Let’s examine two cases of circuits that have current supplies and perform Mesh analysis on them.

Current Sources with a Single Mesh Current#

The first case is a current supply that is only affected by a single mesh current. But before we write the KCL for that current supply consider the types and quantities of equations that you will write to find the unknown mesh currents. For each current supply write a KCL equation, only one in the case if the next example. A total of 2 equations are required since we have two unknown mesh currents. That leaves 1 KVL to have a fully-determined system.

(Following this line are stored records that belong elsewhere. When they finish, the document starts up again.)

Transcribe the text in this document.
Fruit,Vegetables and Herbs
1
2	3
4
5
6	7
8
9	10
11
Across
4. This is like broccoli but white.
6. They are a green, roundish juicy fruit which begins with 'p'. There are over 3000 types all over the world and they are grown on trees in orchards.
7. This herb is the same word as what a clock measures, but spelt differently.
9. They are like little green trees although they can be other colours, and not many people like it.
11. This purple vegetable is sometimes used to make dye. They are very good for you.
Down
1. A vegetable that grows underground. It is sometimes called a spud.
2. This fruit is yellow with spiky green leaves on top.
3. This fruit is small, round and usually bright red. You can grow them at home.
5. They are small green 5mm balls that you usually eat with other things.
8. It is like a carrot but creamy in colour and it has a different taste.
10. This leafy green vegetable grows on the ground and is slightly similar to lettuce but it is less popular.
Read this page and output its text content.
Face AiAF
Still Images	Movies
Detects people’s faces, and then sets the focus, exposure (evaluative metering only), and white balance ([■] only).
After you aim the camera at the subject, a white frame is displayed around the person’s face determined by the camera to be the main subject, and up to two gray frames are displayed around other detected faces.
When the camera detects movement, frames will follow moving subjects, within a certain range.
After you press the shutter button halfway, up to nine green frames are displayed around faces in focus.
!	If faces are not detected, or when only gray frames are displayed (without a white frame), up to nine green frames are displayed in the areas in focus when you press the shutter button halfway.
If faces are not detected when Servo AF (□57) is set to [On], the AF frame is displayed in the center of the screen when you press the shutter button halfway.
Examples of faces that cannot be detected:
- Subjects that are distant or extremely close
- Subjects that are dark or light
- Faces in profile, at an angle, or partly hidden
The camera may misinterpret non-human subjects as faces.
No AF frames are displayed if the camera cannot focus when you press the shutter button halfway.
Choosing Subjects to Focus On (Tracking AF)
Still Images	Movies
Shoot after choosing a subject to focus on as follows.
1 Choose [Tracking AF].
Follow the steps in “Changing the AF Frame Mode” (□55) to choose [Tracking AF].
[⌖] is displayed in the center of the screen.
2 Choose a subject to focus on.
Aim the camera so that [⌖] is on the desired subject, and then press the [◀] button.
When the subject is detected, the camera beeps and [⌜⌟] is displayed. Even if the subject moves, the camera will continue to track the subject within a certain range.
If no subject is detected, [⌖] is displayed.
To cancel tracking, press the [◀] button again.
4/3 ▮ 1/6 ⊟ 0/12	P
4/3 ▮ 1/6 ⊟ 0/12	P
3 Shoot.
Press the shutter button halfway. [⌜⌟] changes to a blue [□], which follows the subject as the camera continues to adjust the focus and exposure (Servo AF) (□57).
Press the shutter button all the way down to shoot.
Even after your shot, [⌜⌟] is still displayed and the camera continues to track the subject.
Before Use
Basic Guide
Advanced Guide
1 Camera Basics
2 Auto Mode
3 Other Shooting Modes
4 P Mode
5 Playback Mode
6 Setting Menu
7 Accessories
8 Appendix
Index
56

Let’s find the mesh currents in this example circuit:

Example

Find the mesh currents in this circuit

Solution

Before we begin the analysis let’s summarize what equations we’ll be writing:

\[1\text{ KCL}+1\text{ KVL}=2\text{ Unknowns}\]

Now let’s follow the steps. Label Mesh currents and polarities of passive components:

_images/mesh-current-supply-annotated.svg

Now let’s set about writing the equations. Let’s consider which mesh currents flow through the current supply in order to write the KCL equation. In this case the 5A supply is only part of the second mesh and therefore is only affected by $I_2$. The direction of the mesh current must also be considered. Since $I_2$ opposes the direction of the 5A supply (they flow in opposite directions) one will be the negative of the other. We describe this as:

\[\color{red} I_2=-5~\text{A}\]

or its mathematical equivalent:

\[\color{red} -I_2=5~\text{A}\color{black}\]

Either of these is suitable to be included in the system of equations that describe this circuit.

The second equation is a KVL. The only suitable mesh for a KVL equation is the left mesh ($I_1$).

\[\begin{eqnarray*}\color{blue} \color{red} V_S-V_{R1}-V_{R2}=0\\ \color{red} V_{R1}+V_{R2}=V_S\\ \color{red} I_1R_1+(I_1-I_2)R_2=V_S\\ \color{red} (R_1+R_2)I_1-R_2I_2=V_S \end{eqnarray*}\]

The last equation in the sequence above is suitable for inclusion in the system of equations that describe this circuit. Substituting the values in gives us:

\[\begin{eqnarray*}\color{blue} 10~\Omega I_1-6~\Omega I_2=10~\text{V}\\ \color{red} -I_2=5~\text{A}\\ \end{eqnarray*}\]

Solve using matrices to find the mesh currents:

\[\begin{split}\left[ \begin{array}{cc} 10&-6\\ 0&-1\\ \end{array} \right]^{-1}\left[\begin{array}{c}10\\5\end{array}\right]=\left[\begin{array}{c}I_1\\I_2\end{array}\right]=\left[\begin{array}{c}-2~\text{A}\\-5~\text{A}\end{array}\right]\end{split}\]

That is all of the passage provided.